China makes 'loose' translation of Clinton's book
BEIJING - Anyone planning to read the memoires of ex-president Bill Clinton in Mandarin, can expect a few remarkable revalations. According to the 'translators', Clinton writes that he is a great admirer of the former Chinese leader Mao Tse Tung. Clinton praises the inexhaustible wisdom of the Great Helmsman(?) in the Mandarin version of his book, whose well-known expressions he constantly citates. Mao's successors are showered with compliments too. Especially the 'scientific theories' of Deng Xiaoping (Dutch spelling of his name) were supposed to have been an important inspiration to the ex-president. "China is a mysterious and unique place", the Chinese 'translators' make Clinton write. "I can only marvel at the grand inventions of the Chinese."
"My name is Great Watermelon"
Critical notes about China from the original version of Clinton's biography have been left out for good measure. For example, the translation makes no mention of Clinton's criticism of China's human rights situation.
Also, the passage where he tells of the torture of one of his college professors in a Chinese prison is not in the Mandarin edition. In contrast, there is also no reference to the American bombing of the Chinese embassy in Belgrado.
The translators of My Life have adjusted the biography to the Chinese taste. On his first meeting with his wife Hillary: "She was as beautiful as a princess. I told her my name was Great Watermelon." Women will swoon over the idea that the affair with Monica Lewinsky 'did not' harm the marriage.

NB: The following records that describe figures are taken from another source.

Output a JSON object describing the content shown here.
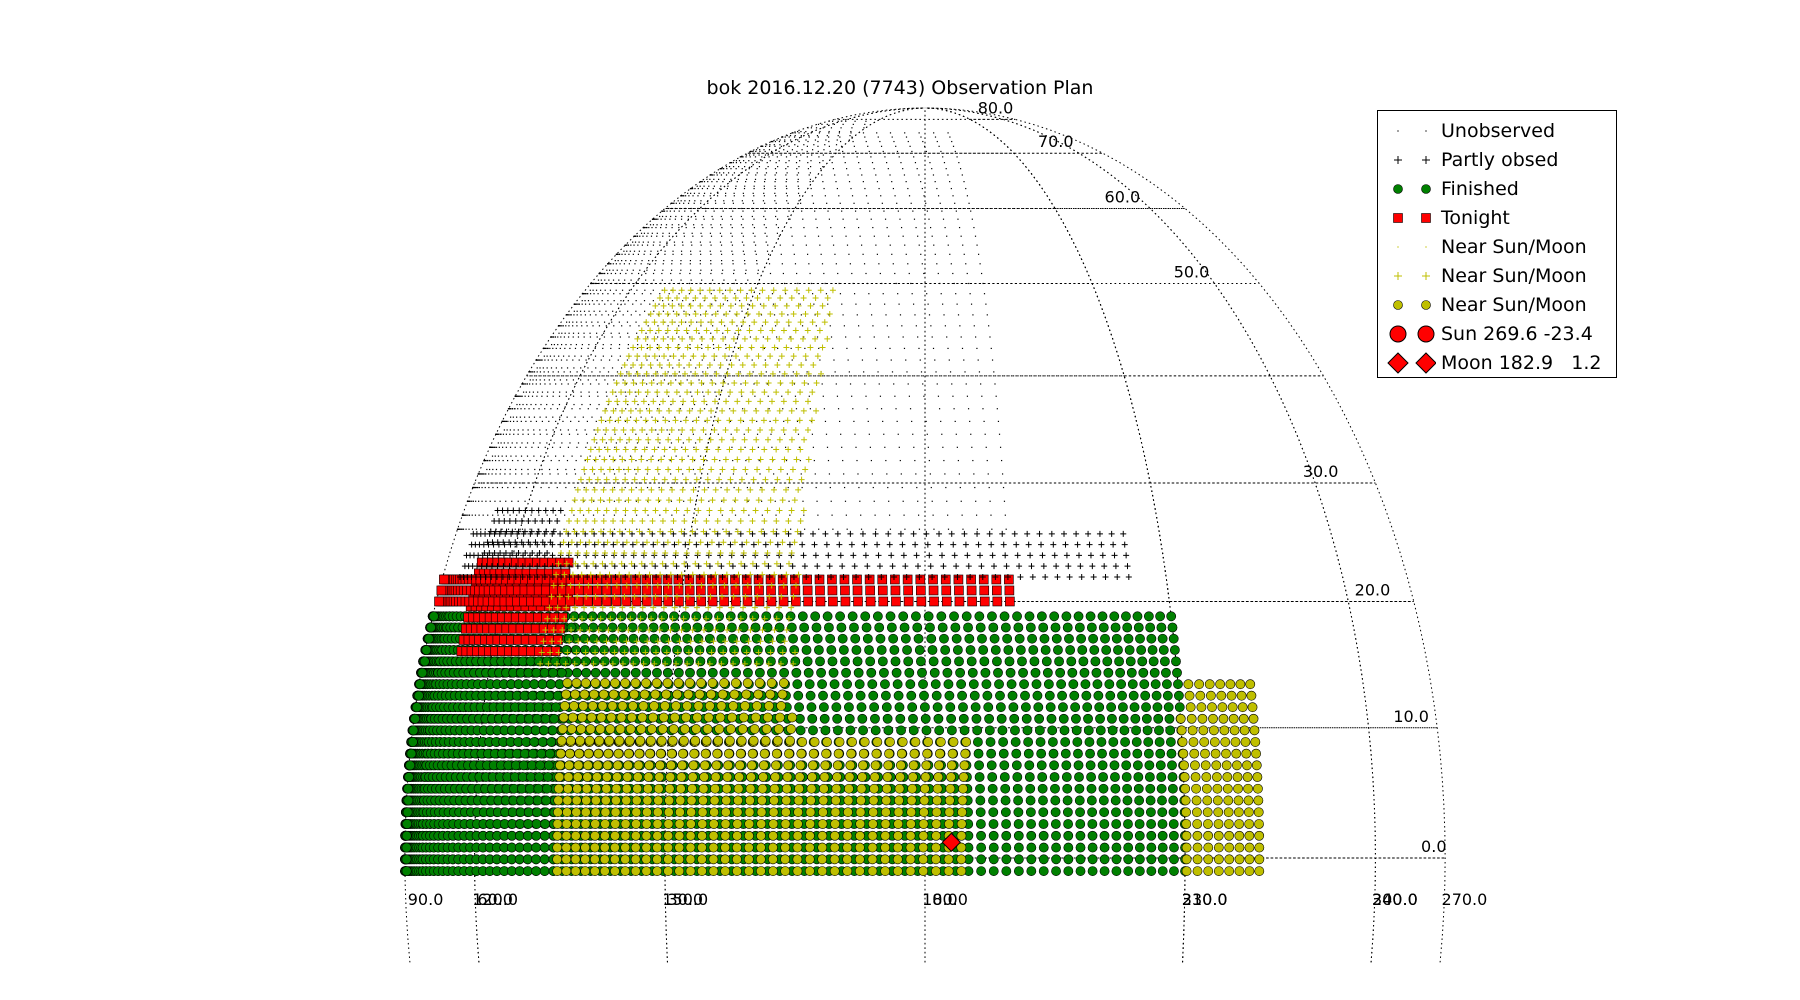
{
  "chart_data": {
    "type": "scatter",
    "projection": "polar sky map (RA along arcs, Dec along radial grid)",
    "title": "bok 2016.12.20 (7743) Observation Plan",
    "ra_tick_labels": [
      "180.0",
      "150.0",
      "120.0",
      "90.0",
      "60.0",
      "30.0",
      "0.0",
      "330.0",
      "300.0",
      "270.0",
      "240.0",
      "210.0"
    ],
    "dec_tick_labels": [
      "0.0",
      "10.0",
      "20.0",
      "30.0",
      "50.0",
      "60.0",
      "70.0",
      "80.0"
    ],
    "ra_range": [
      210,
      180
    ],
    "dec_range": [
      -3,
      90
    ],
    "grid": true,
    "legend_position": "top-right",
    "legend": [
      {
        "label": "Unobserved",
        "marker": "point",
        "color": "#000000"
      },
      {
        "label": "Partly obsed",
        "marker": "plus",
        "color": "#000000"
      },
      {
        "label": "Finished",
        "marker": "circle",
        "color": "#008000"
      },
      {
        "label": "Tonight",
        "marker": "square",
        "color": "#ff0000"
      },
      {
        "label": "Near Sun/Moon",
        "marker": "point",
        "color": "#bfbf00"
      },
      {
        "label": "Near Sun/Moon",
        "marker": "plus",
        "color": "#bfbf00"
      },
      {
        "label": "Near Sun/Moon",
        "marker": "circle",
        "color": "#bfbf00"
      },
      {
        "label": "Sun 269.6 -23.4",
        "marker": "big-circle",
        "color": "#ff0000"
      },
      {
        "label": "Moon 182.9   1.2",
        "marker": "diamond",
        "color": "#ff0000"
      }
    ],
    "sun": {
      "ra": 269.6,
      "dec": -23.4
    },
    "moon": {
      "ra": 182.9,
      "dec": 1.2
    },
    "regions": [
      {
        "status": "finished",
        "ra": [
          -30,
          95
        ],
        "dec": [
          -1,
          19
        ]
      },
      {
        "status": "finished",
        "ra": [
          105,
          135
        ],
        "dec": [
          -1,
          19
        ]
      },
      {
        "status": "near_sun_moon_done",
        "ra": [
          -40,
          -30
        ],
        "dec": [
          -1,
          14
        ]
      },
      {
        "status": "near_sun_moon_done",
        "ra": [
          135,
          185
        ],
        "dec": [
          -1,
          9
        ]
      },
      {
        "status": "near_sun_moon_done",
        "ra": [
          135,
          165
        ],
        "dec": [
          9,
          14
        ]
      },
      {
        "status": "tonight",
        "ra": [
          112,
          133
        ],
        "dec": [
          16,
          24
        ]
      },
      {
        "status": "tonight",
        "ra": [
          -10,
          85
        ],
        "dec": [
          20,
          22
        ]
      },
      {
        "status": "partly",
        "ra": [
          -25,
          75
        ],
        "dec": [
          22,
          26
        ]
      },
      {
        "status": "partly",
        "ra": [
          112,
          128
        ],
        "dec": [
          24,
          28
        ]
      },
      {
        "status": "unobserved",
        "ra": [
          -10,
          100
        ],
        "dec": [
          26,
          76
        ]
      },
      {
        "status": "unobserved",
        "ra": [
          100,
          150
        ],
        "dec": [
          30,
          80
        ]
      },
      {
        "status": "near_sun_moon_pending",
        "ra": [
          130,
          165
        ],
        "dec": [
          15,
          50
        ]
      }
    ]
  }
}
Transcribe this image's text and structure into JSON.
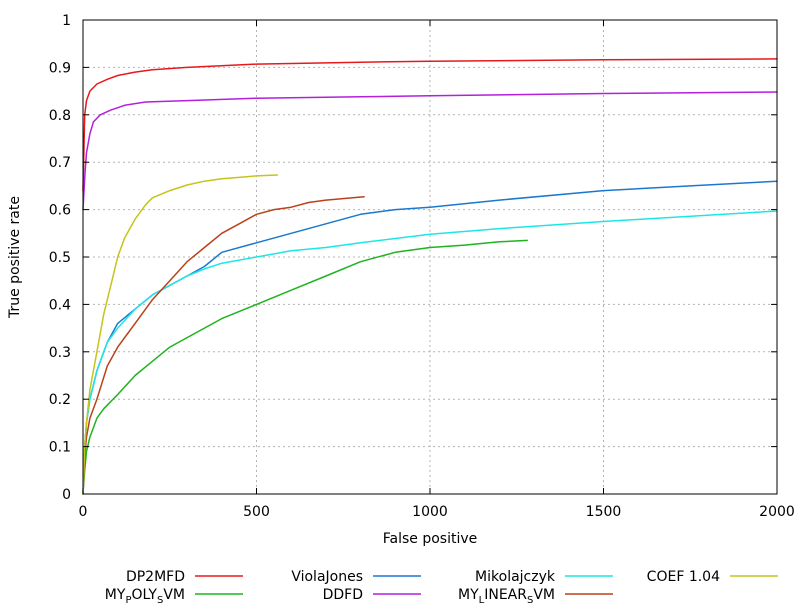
{
  "chart_data": {
    "type": "line",
    "title": "",
    "xlabel": "False positive",
    "ylabel": "True positive rate",
    "xlim": [
      0,
      2000
    ],
    "ylim": [
      0,
      1
    ],
    "x_ticks": [
      "0",
      "500",
      "1000",
      "1500",
      "2000"
    ],
    "y_ticks": [
      "0",
      "0.1",
      "0.2",
      "0.3",
      "0.4",
      "0.5",
      "0.6",
      "0.7",
      "0.8",
      "0.9",
      "1"
    ],
    "grid": true,
    "legend_position": "bottom",
    "series": [
      {
        "name": "DP2MFD",
        "legend_parts": [
          {
            "t": "DP2MFD"
          }
        ],
        "color": "#e8191c",
        "points": [
          [
            0,
            0.64
          ],
          [
            5,
            0.8
          ],
          [
            10,
            0.83
          ],
          [
            20,
            0.85
          ],
          [
            40,
            0.865
          ],
          [
            70,
            0.875
          ],
          [
            100,
            0.883
          ],
          [
            150,
            0.89
          ],
          [
            200,
            0.895
          ],
          [
            300,
            0.9
          ],
          [
            500,
            0.907
          ],
          [
            800,
            0.911
          ],
          [
            1000,
            0.913
          ],
          [
            1500,
            0.916
          ],
          [
            2000,
            0.918
          ]
        ]
      },
      {
        "name": "MYPOLYSVM",
        "legend_parts": [
          {
            "t": "MY"
          },
          {
            "t": "P",
            "sub": true
          },
          {
            "t": "OLY"
          },
          {
            "t": "S",
            "sub": true
          },
          {
            "t": "VM"
          }
        ],
        "color": "#1fb31f",
        "points": [
          [
            0,
            0
          ],
          [
            5,
            0.05
          ],
          [
            10,
            0.09
          ],
          [
            20,
            0.12
          ],
          [
            40,
            0.16
          ],
          [
            60,
            0.18
          ],
          [
            100,
            0.21
          ],
          [
            150,
            0.25
          ],
          [
            200,
            0.28
          ],
          [
            250,
            0.31
          ],
          [
            300,
            0.33
          ],
          [
            400,
            0.37
          ],
          [
            500,
            0.4
          ],
          [
            600,
            0.43
          ],
          [
            700,
            0.46
          ],
          [
            800,
            0.49
          ],
          [
            900,
            0.51
          ],
          [
            1000,
            0.52
          ],
          [
            1100,
            0.525
          ],
          [
            1200,
            0.532
          ],
          [
            1280,
            0.535
          ]
        ]
      },
      {
        "name": "ViolaJones",
        "legend_parts": [
          {
            "t": "ViolaJones"
          }
        ],
        "color": "#1b78cf",
        "points": [
          [
            0,
            0
          ],
          [
            5,
            0.1
          ],
          [
            10,
            0.15
          ],
          [
            20,
            0.2
          ],
          [
            40,
            0.26
          ],
          [
            70,
            0.32
          ],
          [
            100,
            0.36
          ],
          [
            150,
            0.39
          ],
          [
            200,
            0.42
          ],
          [
            250,
            0.44
          ],
          [
            300,
            0.46
          ],
          [
            350,
            0.48
          ],
          [
            400,
            0.51
          ],
          [
            500,
            0.53
          ],
          [
            600,
            0.55
          ],
          [
            700,
            0.57
          ],
          [
            800,
            0.59
          ],
          [
            900,
            0.6
          ],
          [
            1000,
            0.605
          ],
          [
            1200,
            0.62
          ],
          [
            1500,
            0.64
          ],
          [
            1750,
            0.65
          ],
          [
            2000,
            0.66
          ]
        ]
      },
      {
        "name": "DDFD",
        "legend_parts": [
          {
            "t": "DDFD"
          }
        ],
        "color": "#b31fdc",
        "points": [
          [
            0,
            0.6
          ],
          [
            3,
            0.64
          ],
          [
            6,
            0.68
          ],
          [
            10,
            0.72
          ],
          [
            20,
            0.76
          ],
          [
            30,
            0.785
          ],
          [
            50,
            0.8
          ],
          [
            80,
            0.81
          ],
          [
            120,
            0.82
          ],
          [
            180,
            0.827
          ],
          [
            300,
            0.83
          ],
          [
            500,
            0.835
          ],
          [
            800,
            0.838
          ],
          [
            1000,
            0.84
          ],
          [
            1500,
            0.845
          ],
          [
            2000,
            0.848
          ]
        ]
      },
      {
        "name": "Mikolajczyk",
        "legend_parts": [
          {
            "t": "Mikolajczyk"
          }
        ],
        "color": "#1ee6e6",
        "points": [
          [
            0,
            0
          ],
          [
            5,
            0.1
          ],
          [
            10,
            0.15
          ],
          [
            20,
            0.2
          ],
          [
            40,
            0.26
          ],
          [
            70,
            0.32
          ],
          [
            100,
            0.35
          ],
          [
            150,
            0.39
          ],
          [
            200,
            0.42
          ],
          [
            250,
            0.44
          ],
          [
            300,
            0.46
          ],
          [
            350,
            0.475
          ],
          [
            400,
            0.487
          ],
          [
            500,
            0.5
          ],
          [
            600,
            0.513
          ],
          [
            700,
            0.52
          ],
          [
            800,
            0.53
          ],
          [
            1000,
            0.548
          ],
          [
            1200,
            0.56
          ],
          [
            1500,
            0.575
          ],
          [
            2000,
            0.597
          ]
        ]
      },
      {
        "name": "MYLINEARSVM",
        "legend_parts": [
          {
            "t": "MY"
          },
          {
            "t": "L",
            "sub": true
          },
          {
            "t": "INEAR"
          },
          {
            "t": "S",
            "sub": true
          },
          {
            "t": "VM"
          }
        ],
        "color": "#b9421a",
        "points": [
          [
            0,
            0
          ],
          [
            5,
            0.08
          ],
          [
            10,
            0.12
          ],
          [
            20,
            0.16
          ],
          [
            40,
            0.2
          ],
          [
            70,
            0.27
          ],
          [
            100,
            0.31
          ],
          [
            150,
            0.36
          ],
          [
            200,
            0.41
          ],
          [
            250,
            0.45
          ],
          [
            300,
            0.49
          ],
          [
            350,
            0.52
          ],
          [
            400,
            0.55
          ],
          [
            450,
            0.57
          ],
          [
            500,
            0.59
          ],
          [
            550,
            0.6
          ],
          [
            600,
            0.605
          ],
          [
            650,
            0.615
          ],
          [
            700,
            0.62
          ],
          [
            810,
            0.627
          ]
        ]
      },
      {
        "name": "COEF 1.04",
        "legend_parts": [
          {
            "t": "COEF 1.04"
          }
        ],
        "color": "#c4c41b",
        "points": [
          [
            0,
            0
          ],
          [
            5,
            0.1
          ],
          [
            10,
            0.15
          ],
          [
            20,
            0.22
          ],
          [
            40,
            0.3
          ],
          [
            60,
            0.38
          ],
          [
            80,
            0.44
          ],
          [
            100,
            0.5
          ],
          [
            120,
            0.54
          ],
          [
            150,
            0.58
          ],
          [
            180,
            0.61
          ],
          [
            200,
            0.625
          ],
          [
            250,
            0.64
          ],
          [
            300,
            0.652
          ],
          [
            350,
            0.66
          ],
          [
            400,
            0.665
          ],
          [
            450,
            0.668
          ],
          [
            500,
            0.671
          ],
          [
            560,
            0.673
          ]
        ]
      }
    ]
  }
}
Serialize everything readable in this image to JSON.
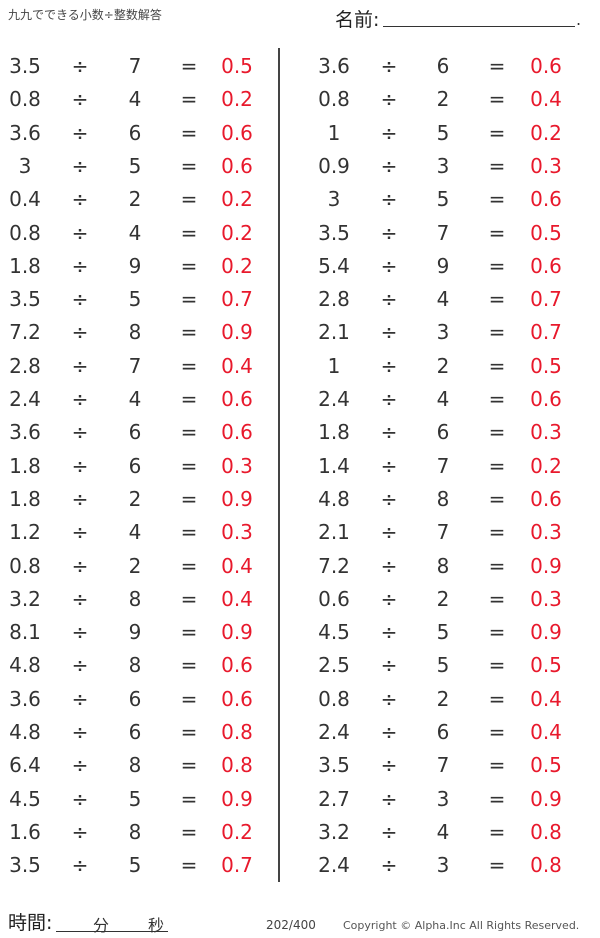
{
  "header": {
    "title": "九九でできる小数÷整数解答",
    "name_label": "名前:",
    "name_end": "."
  },
  "footer": {
    "time_label": "時間:",
    "minutes": "分",
    "seconds": "秒",
    "page": "202/400",
    "copyright": "Copyright ©  Alpha.Inc All Rights Reserved."
  },
  "colors": {
    "answer": "#e8192c",
    "text": "#333333"
  },
  "operator": "÷",
  "equals": "=",
  "left": [
    [
      "3.5",
      "7",
      "0.5"
    ],
    [
      "0.8",
      "4",
      "0.2"
    ],
    [
      "3.6",
      "6",
      "0.6"
    ],
    [
      "3",
      "5",
      "0.6"
    ],
    [
      "0.4",
      "2",
      "0.2"
    ],
    [
      "0.8",
      "4",
      "0.2"
    ],
    [
      "1.8",
      "9",
      "0.2"
    ],
    [
      "3.5",
      "5",
      "0.7"
    ],
    [
      "7.2",
      "8",
      "0.9"
    ],
    [
      "2.8",
      "7",
      "0.4"
    ],
    [
      "2.4",
      "4",
      "0.6"
    ],
    [
      "3.6",
      "6",
      "0.6"
    ],
    [
      "1.8",
      "6",
      "0.3"
    ],
    [
      "1.8",
      "2",
      "0.9"
    ],
    [
      "1.2",
      "4",
      "0.3"
    ],
    [
      "0.8",
      "2",
      "0.4"
    ],
    [
      "3.2",
      "8",
      "0.4"
    ],
    [
      "8.1",
      "9",
      "0.9"
    ],
    [
      "4.8",
      "8",
      "0.6"
    ],
    [
      "3.6",
      "6",
      "0.6"
    ],
    [
      "4.8",
      "6",
      "0.8"
    ],
    [
      "6.4",
      "8",
      "0.8"
    ],
    [
      "4.5",
      "5",
      "0.9"
    ],
    [
      "1.6",
      "8",
      "0.2"
    ],
    [
      "3.5",
      "5",
      "0.7"
    ]
  ],
  "right": [
    [
      "3.6",
      "6",
      "0.6"
    ],
    [
      "0.8",
      "2",
      "0.4"
    ],
    [
      "1",
      "5",
      "0.2"
    ],
    [
      "0.9",
      "3",
      "0.3"
    ],
    [
      "3",
      "5",
      "0.6"
    ],
    [
      "3.5",
      "7",
      "0.5"
    ],
    [
      "5.4",
      "9",
      "0.6"
    ],
    [
      "2.8",
      "4",
      "0.7"
    ],
    [
      "2.1",
      "3",
      "0.7"
    ],
    [
      "1",
      "2",
      "0.5"
    ],
    [
      "2.4",
      "4",
      "0.6"
    ],
    [
      "1.8",
      "6",
      "0.3"
    ],
    [
      "1.4",
      "7",
      "0.2"
    ],
    [
      "4.8",
      "8",
      "0.6"
    ],
    [
      "2.1",
      "7",
      "0.3"
    ],
    [
      "7.2",
      "8",
      "0.9"
    ],
    [
      "0.6",
      "2",
      "0.3"
    ],
    [
      "4.5",
      "5",
      "0.9"
    ],
    [
      "2.5",
      "5",
      "0.5"
    ],
    [
      "0.8",
      "2",
      "0.4"
    ],
    [
      "2.4",
      "6",
      "0.4"
    ],
    [
      "3.5",
      "7",
      "0.5"
    ],
    [
      "2.7",
      "3",
      "0.9"
    ],
    [
      "3.2",
      "4",
      "0.8"
    ],
    [
      "2.4",
      "3",
      "0.8"
    ]
  ]
}
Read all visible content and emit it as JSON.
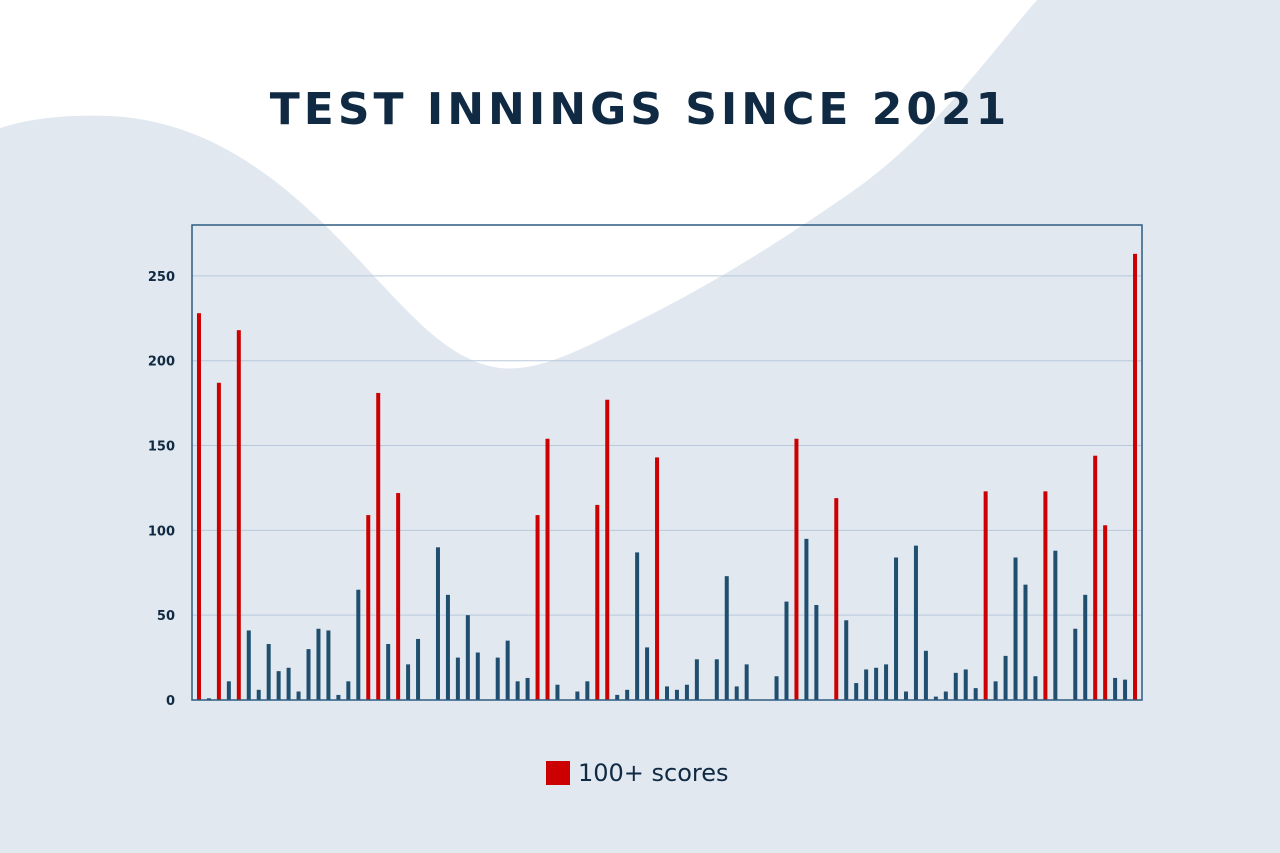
{
  "chart_data": {
    "type": "bar",
    "title": "TEST INNINGS SINCE 2021",
    "xlabel": "",
    "ylabel": "",
    "ylim": [
      0,
      280
    ],
    "yticks": [
      0,
      50,
      100,
      150,
      200,
      250
    ],
    "grid": true,
    "legend": {
      "label": "100+ scores",
      "color": "#cc0000",
      "placement": "bottom-center"
    },
    "colors": {
      "century": "#cc0000",
      "normal": "#1f4e6e",
      "frame": "#2e5c80",
      "grid": "#b8c9dc",
      "background": "#e1e8f0",
      "title": "#102a43"
    },
    "values": [
      228,
      1,
      187,
      11,
      218,
      41,
      6,
      33,
      17,
      19,
      5,
      30,
      42,
      41,
      3,
      11,
      65,
      109,
      181,
      33,
      122,
      21,
      36,
      0,
      90,
      62,
      25,
      50,
      28,
      0,
      25,
      35,
      11,
      13,
      109,
      154,
      9,
      0,
      5,
      11,
      115,
      177,
      3,
      6,
      87,
      31,
      143,
      8,
      6,
      9,
      24,
      0,
      24,
      73,
      8,
      21,
      0,
      0,
      14,
      58,
      154,
      95,
      56,
      0,
      119,
      47,
      10,
      18,
      19,
      21,
      84,
      5,
      91,
      29,
      2,
      5,
      16,
      18,
      7,
      123,
      11,
      26,
      84,
      68,
      14,
      123,
      88,
      0,
      42,
      62,
      144,
      103,
      13,
      12,
      263
    ]
  }
}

The translators have succeeded in adding whole new parts to the biography, while making the book only half as big.
The real version of Clinton's book is also available in China, for roughly $28 at specialized book stores. The translated version costs about $4, but can be bought from most street vendors in Beijing for about $1.50.
Clinton isn't the first celebrity to be the victim of the Chinese art of translation. In the past, Chinese book pirates 'decorated' the memoires of soccer star David Beckham with ancient Chinese proverbs to make the book more attractive to the Chinese market. The translation of the fifth Harry Potter book was even in Chinese bookstores before author J.K. Rowling had finished the original.